Teile der Neuen Rechten in Deutschland gebaren sich israelsolidarisch. Auch der Massenmörder Breivik solidarisiert sich in seiner Kreuzritter-Schrift mit Israel, das er für die Speerspitze im „Kampf gegen den Dschihad“ hält. Diese Einschätzung ist weder realistisch noch Israel sonderlich hilfreich. Aber auch seine Einstellung gegenüber Jüdinnen und Juden ist im Kern antisemitisch, wie sein pathologisches Pamphlet deutlich zeigt.

Sicherlich ist es ein schwieriges Unterfangen, Textfragmente aus einem Dokument zu zitieren, das nur eine Minderzahl interessieren hätte können, hätte der Verfasser nicht mit einem Massenmord darauf aufmerksam gemacht. Dennoch ist eine Stelle des Dokuments eine Übersetzung wert, weil die Pathologie des rechten Engagements gegen Antisemtismus damit auf den Punkt gebracht ist. Wie bisher bekannt wurde, ergreift Breivik in seinem Dokument für Jüdinnen und Juden seitenweise Partei, insbesondere, wenn sie mit islamisch geprägten Bewegungen konfrontiert wurden und werden. Das Wort „Israel“ ist weit über hundertmal im Text zu finden und zumeist eben in der halluzinierten Funktion eines Bollwerkes gegen den Islam.

Der große Satan, sein Kult und die Juden
Im Kapitel „Der große Satan, sein Kult und die Juden“ kommt der Massenmörder allerdings auch auf ein angebliches „Judenproblem“ in Teilen Europas und vor allem in den Vereinigten Staaten zu sprechen.
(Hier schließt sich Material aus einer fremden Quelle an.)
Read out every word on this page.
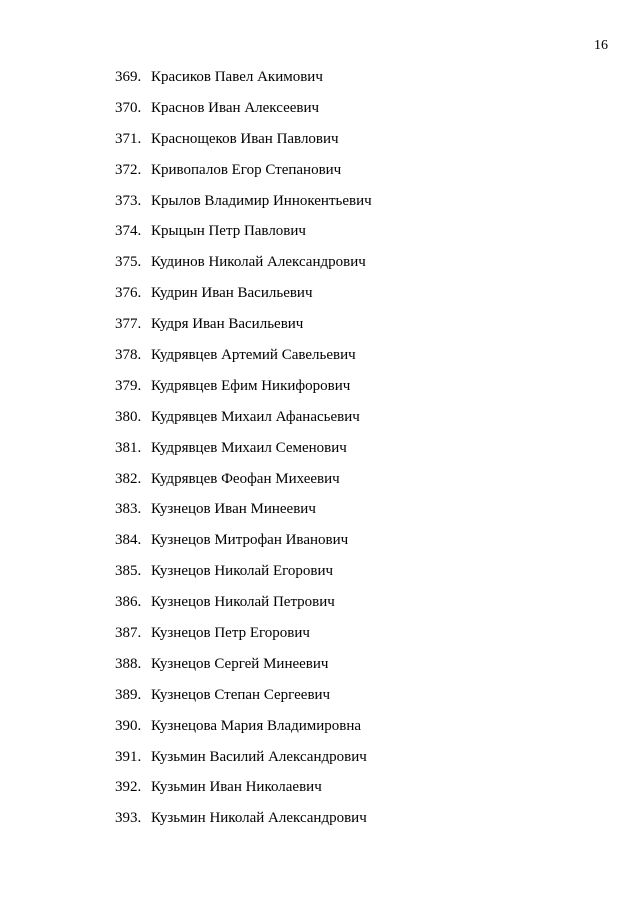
16
369. Красиков Павел Акимович
370. Краснов Иван Алексеевич
371. Краснощеков Иван Павлович
372. Кривопалов Егор Степанович
373. Крылов Владимир Иннокентьевич
374. Крыцын Петр Павлович
375. Кудинов Николай Александрович
376. Кудрин Иван Васильевич
377. Кудря Иван Васильевич
378. Кудрявцев Артемий Савельевич
379. Кудрявцев Ефим Никифорович
380. Кудрявцев Михаил Афанасьевич
381. Кудрявцев Михаил Семенович
382. Кудрявцев Феофан Михеевич
383. Кузнецов Иван Минеевич
384. Кузнецов Митрофан Иванович
385. Кузнецов Николай Егорович
386. Кузнецов Николай Петрович
387. Кузнецов Петр Егорович
388. Кузнецов Сергей Минеевич
389. Кузнецов Степан Сергеевич
390. Кузнецова Мария Владимировна
391. Кузьмин Василий Александрович
392. Кузьмин Иван Николаевич
393. Кузьмин Николай Александрович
Das zeigt anschaulich, dass Israelsolidarität und Antisemitismus in einer verquasteten rechten Logik durchaus zusammengehen. Das Kapitel beginnt mit der Feststellung, Hitler habe Fehler gemacht, nämlich den, nicht den Islam in Palästina zu bekämpfen und den Jüdinnen und Juden damit „ihr angestammtes Land“ zurückzugeben. Diese hätten ihn dann vermutlich für einen Helden gehalten. Nach dem gescheiterten Russlandfeldzug sei das deutsche Volk dann für eben diese Fehlentscheidung bestraft worden. Dabei, so Breivik, seien nicht alle Juden schlecht gewesen, auch sind sie es heute nicht, besonders in Israel gehe die Hälfte durch:

Zirka 75 Prozent der europäischen und US-amerikanischen Juden unterstützen den Multikulturalismus, während nur zirka 50 Prozent der israelischen Juden es so halten. Das zeigt sehr deutlich, dass wir die verbleibenden loyalen Juden als unsere Brüder unterstützen müssen, anstatt den gleichen Fehler zu machen wie die NSDAP.

Es folgt ein kurzer Abschnitt, indem Breivik darüber klagt, wegen soeben zitierter These aus einem nationalsozialistischen Internetforum ausgesprerrt worden zu sein. Er schließt den Gedanken mit einer Bemerkung zum „Judenproblem“ selbst:

Es gibt kein Judenproblem in Westeuropa (außer in Großbritannien und Frankreich), weil wir nur eine Million in Westeuropa haben, wohingegen 800.000 davon in Großbritannien und Frankreich leben. Auf der anderen Seite haben die Vereinigten Staaten von Amerika mit sechs Millionen Juden (das sind 600 Prozent mehr als in Europa) wirklich ein beträchtliches Judenproblem. Macht [in Europa] nicht den gleichen Fehler wie die NSDAP.